Which means, ladies and gentlemen, a muscadine wine a day keeps the doctor away.

12 Comments

  • HERBERT MILLER says:

    so…..give me a name of a store bottle with muscadine? all i see is merlot and cabs, etc….so where do we find a label musscadine?

    • Alexandra Pastron Alexandra Pastron says:

      Hey Herbert! You would want to look for bottles that say Carlos, Scuppernong, Noble, Doreen, or Magnolia on them, rather than Merlot, Cab, etc., as you pointed out. Thanks for your interest in Muscadine and be sure to let us know what you think!

  • Kate Horvath says:

    Is the sugar content higher? Are they more caloric or does it just taste sweeter? And is a blend not as healthy?

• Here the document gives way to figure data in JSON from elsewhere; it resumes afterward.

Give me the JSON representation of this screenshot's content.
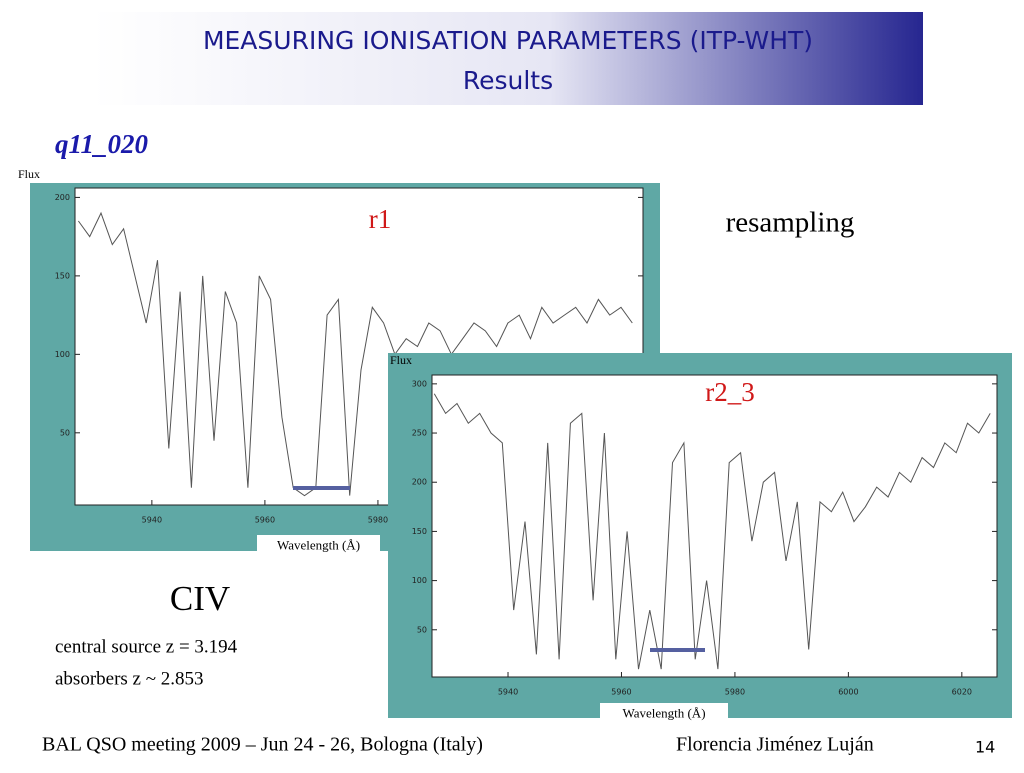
{
  "header": {
    "title": "MEASURING IONISATION PARAMETERS (ITP-WHT)",
    "subtitle": "Results"
  },
  "object_name": "q11_020",
  "chart_data": [
    {
      "type": "line",
      "ylabel": "Flux",
      "xlabel": "Wavelength (Å)",
      "annotation": "r1",
      "xlim": [
        5926.4,
        6026.9
      ],
      "ylim": [
        4,
        206
      ],
      "xticks": [
        5940,
        5960,
        5980
      ],
      "yticks": [
        50,
        100,
        150,
        200
      ],
      "x": [
        5927,
        5929,
        5931,
        5933,
        5935,
        5937,
        5939,
        5941,
        5943,
        5945,
        5947,
        5949,
        5951,
        5953,
        5955,
        5957,
        5959,
        5961,
        5963,
        5965,
        5967,
        5969,
        5971,
        5973,
        5975,
        5977,
        5979,
        5981,
        5983,
        5985,
        5987,
        5989,
        5991,
        5993,
        5995,
        5997,
        5999,
        6001,
        6003,
        6005,
        6007,
        6009,
        6011,
        6013,
        6015,
        6017,
        6019,
        6021,
        6023,
        6025
      ],
      "series": [
        {
          "color": "#555555",
          "values": [
            185,
            175,
            190,
            170,
            180,
            150,
            120,
            160,
            40,
            140,
            15,
            150,
            45,
            140,
            120,
            15,
            150,
            135,
            60,
            15,
            10,
            15,
            125,
            135,
            10,
            90,
            130,
            120,
            100,
            110,
            105,
            120,
            115,
            100,
            110,
            120,
            115,
            105,
            120,
            125,
            110,
            130,
            120,
            125,
            130,
            120,
            135,
            125,
            130,
            120
          ]
        }
      ]
    },
    {
      "type": "line",
      "ylabel": "Flux",
      "xlabel": "Wavelength (Å)",
      "annotation": "r2_3",
      "xlim": [
        5926.6,
        6026.2
      ],
      "ylim": [
        2,
        309
      ],
      "xticks": [
        5940,
        5960,
        5980,
        6000,
        6020
      ],
      "yticks": [
        50,
        100,
        150,
        200,
        250,
        300
      ],
      "x": [
        5927,
        5929,
        5931,
        5933,
        5935,
        5937,
        5939,
        5941,
        5943,
        5945,
        5947,
        5949,
        5951,
        5953,
        5955,
        5957,
        5959,
        5961,
        5963,
        5965,
        5967,
        5969,
        5971,
        5973,
        5975,
        5977,
        5979,
        5981,
        5983,
        5985,
        5987,
        5989,
        5991,
        5993,
        5995,
        5997,
        5999,
        6001,
        6003,
        6005,
        6007,
        6009,
        6011,
        6013,
        6015,
        6017,
        6019,
        6021,
        6023,
        6025
      ],
      "series": [
        {
          "color": "#555555",
          "values": [
            290,
            270,
            280,
            260,
            270,
            250,
            240,
            70,
            160,
            25,
            240,
            20,
            260,
            270,
            80,
            250,
            20,
            150,
            10,
            70,
            10,
            220,
            240,
            20,
            100,
            10,
            220,
            230,
            140,
            200,
            210,
            120,
            180,
            30,
            180,
            170,
            190,
            160,
            175,
            195,
            185,
            210,
            200,
            225,
            215,
            240,
            230,
            260,
            250,
            270
          ]
        }
      ]
    }
  ],
  "method": "resampling",
  "line_name": "CIV",
  "notes": [
    "central source z = 3.194",
    "absorbers z ~ 2.853"
  ],
  "footer": {
    "meeting": "BAL QSO meeting 2009 – Jun 24 - 26, Bologna (Italy)",
    "author": "Florencia Jiménez Luján",
    "page": "14"
  }
}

    • Alexandra Pastron Alexandra Pastron says:

      Hey Kate! Great questions. The sugar content in Muscadine grapes does tend to be just a little higher on average than grapes of the vitis vinifera variety (Merlot, Cab, etc.), which also means it may have slightly more calories. If you’re interested in learning about the calories in wine check out our article about it here. And as for blends, wines with mixed juice are not less healthy because of it. For more information on this, check out this article!

  • Anitra says:

    So, are you saying that the Carlos Rossi wines are actually mucadine wines?? I guess i’m still trying to see if I can find it in Michigan. thanks

    • Alexandra Pastron Alexandra Pastron says:

      Hey Anitra! So what we’re saying is that Carlos, Scuppernong, Noble, Doreen, and Magnolia are all names of grapes (not brands) that are of the Muscadine varietal. Muscadine grows most happily in the South East (think: Florida and the coast off the Gulf of Mexico), so you’d want to look for wines from that region that explicitly say “Muscadine” or one of the grape names listed above. Be sure to let us know what you think!

  • JEFF says:

    Lakeridge Winery in Clermont, Florida produces a variety of wines, mostly from muscadine grapes I believe. It’s simply too hot and humid to grow many of the varieties with thinner skins.

  • Ashley says:

    Hi Chelsea! Always nice to hear someone talking about the health benefits of Muscadine wine. My family actually grows and produces Muscadine wine here in the Napa Valley at Spiriterra Vineyards. My father, who grew up in Georgia eating Muscadines, planted the vineyard in 2009. It has done surprisingly well out here. In 2012 we released our first semi-dry and sweet Muscadine wines, and in 2014 produced our first Rose! It’s been fun introducing the west coast to this delicious and unusual varietal.

  • Ken Sanford says:

    Is muscadine the same as moscato & muscatel?

  • Imam Rashid Patch says:

    Ken – no, not at all. Moscato & muscatel are made from the Muscat grape, named after the ancient city of Muscat in Oman, near the Persian Gulf. Muscadine is a different grape species entirely, native to North America.